As a child who grew up revering Netaji Subhash Chandra Bose, not remembering his association with the Japanese and the Germans at that time, it came as a shock to me. As far as I was concerned Bose fought against the British, anyway he can. His #1 target was British and anything else was fair game.

This led me to search for answers. See this is what good books must do. This book first made me vehemently refute what the author was saying. Then I wanted to find out more. I read more and I have a movie I want to watch about Bose.

https://www.youtube.com/watch?v=Kh2EbuP_Y-4

From what I found out over the last two days, of course Bose associated with the Japs and the Germans – but he also met with the Labour leaders like Clement Atlee. (the conservatives refused to meet with him.) He wanted the British out of India – pure and simple. So he met with whoever would help him – and in that adventure ended up getting help from the wrong side of the fence.
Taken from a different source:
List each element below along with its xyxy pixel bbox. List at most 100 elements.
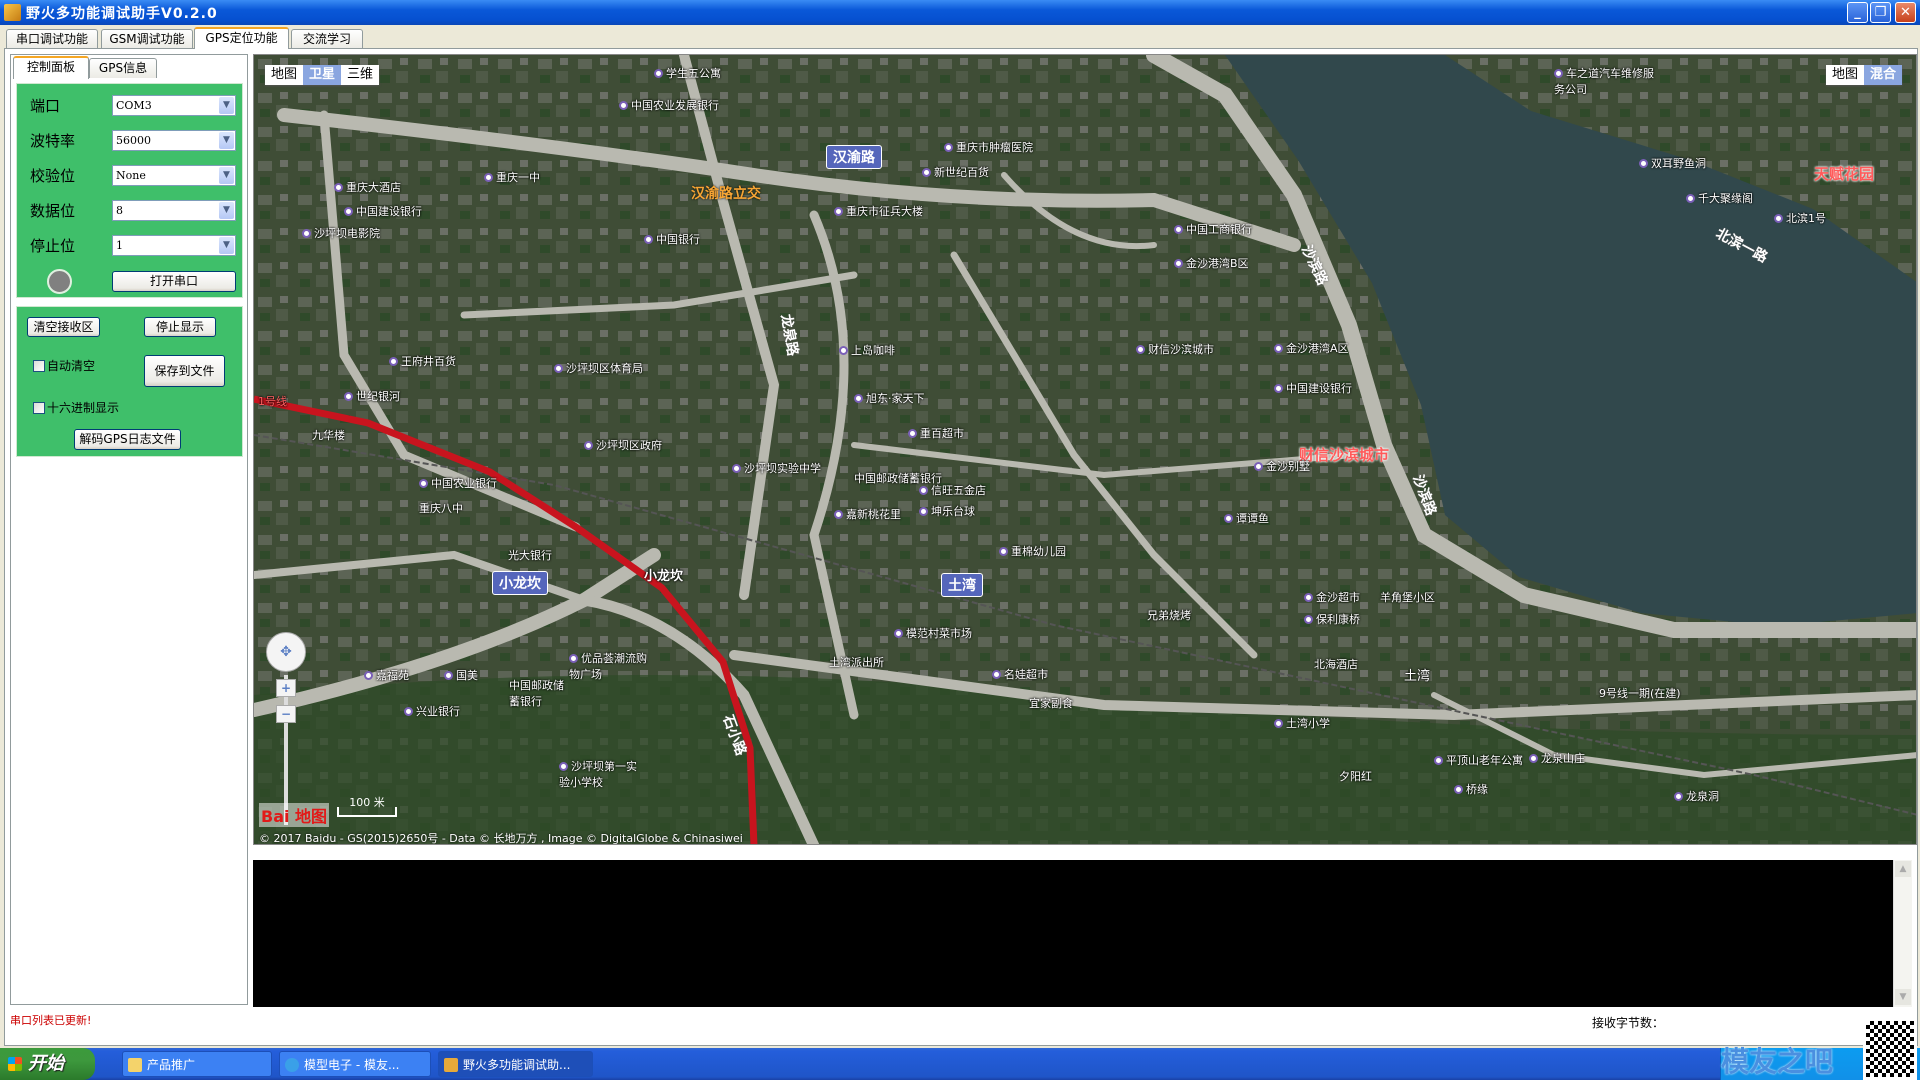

History also says he realized his mistake and tried to come back – but again with the help of the wrong side.

Perhaps it is the Karma we all Hindus believe in or the ill-will that was sent his way, his plane crashed and he was killed. (Or so we think… the conspiracy theories abound and only this week some 70 year old documents have been released and it opens the debate about Bose and his presumed death).

Here is a documentary about his life.

https://www.youtube.com/watch?v=tQXNNdeL4q0

Bose like me believed in the Gita – the Hindu holy scripture. I believe in many of the tenets in it – the more spiritual ones. One says – Do your duty, be detached from the outcome.

Karmanye Vadhikaraste, Ma phaleshou kada chana,

Ma Karma Phala Hetur Bhurmatey Sangostva Akarmani

कर्मण्येवाधिकारस्ते मा फलेषु कदाचन
मा कर्मफलहेतुर्भूर्मा ते सङ्गोऽस्त्वकर्मणि

Perhaps that’s what Bose did – he saw his duty as liberating India from the British – he did not expect any rewards in return. Whether everyone approved of his methods – perhaps not. But there is no one way to peel an onion or drive out colonial masters, I suppose. Sometimes the price you pay is bigger than what you had imagined or perhaps the not the price you wanted to pay. But it is easy to point fingers in retrospect and I am proud that he had the courage to step out of line with Gandhi and do it his own way.

So I thank this book for bringing me closer to the truths in my heart, to making me search for things I had forgotten and of course now rekindled my love for Indian history – without intending to.

Good books can do that to you. Keep reading.

*I'm still reading and researching this background of Bose. These videos I've quoted here are widely watched - but I cannot claim anything about their authenticity or accuracy of their research.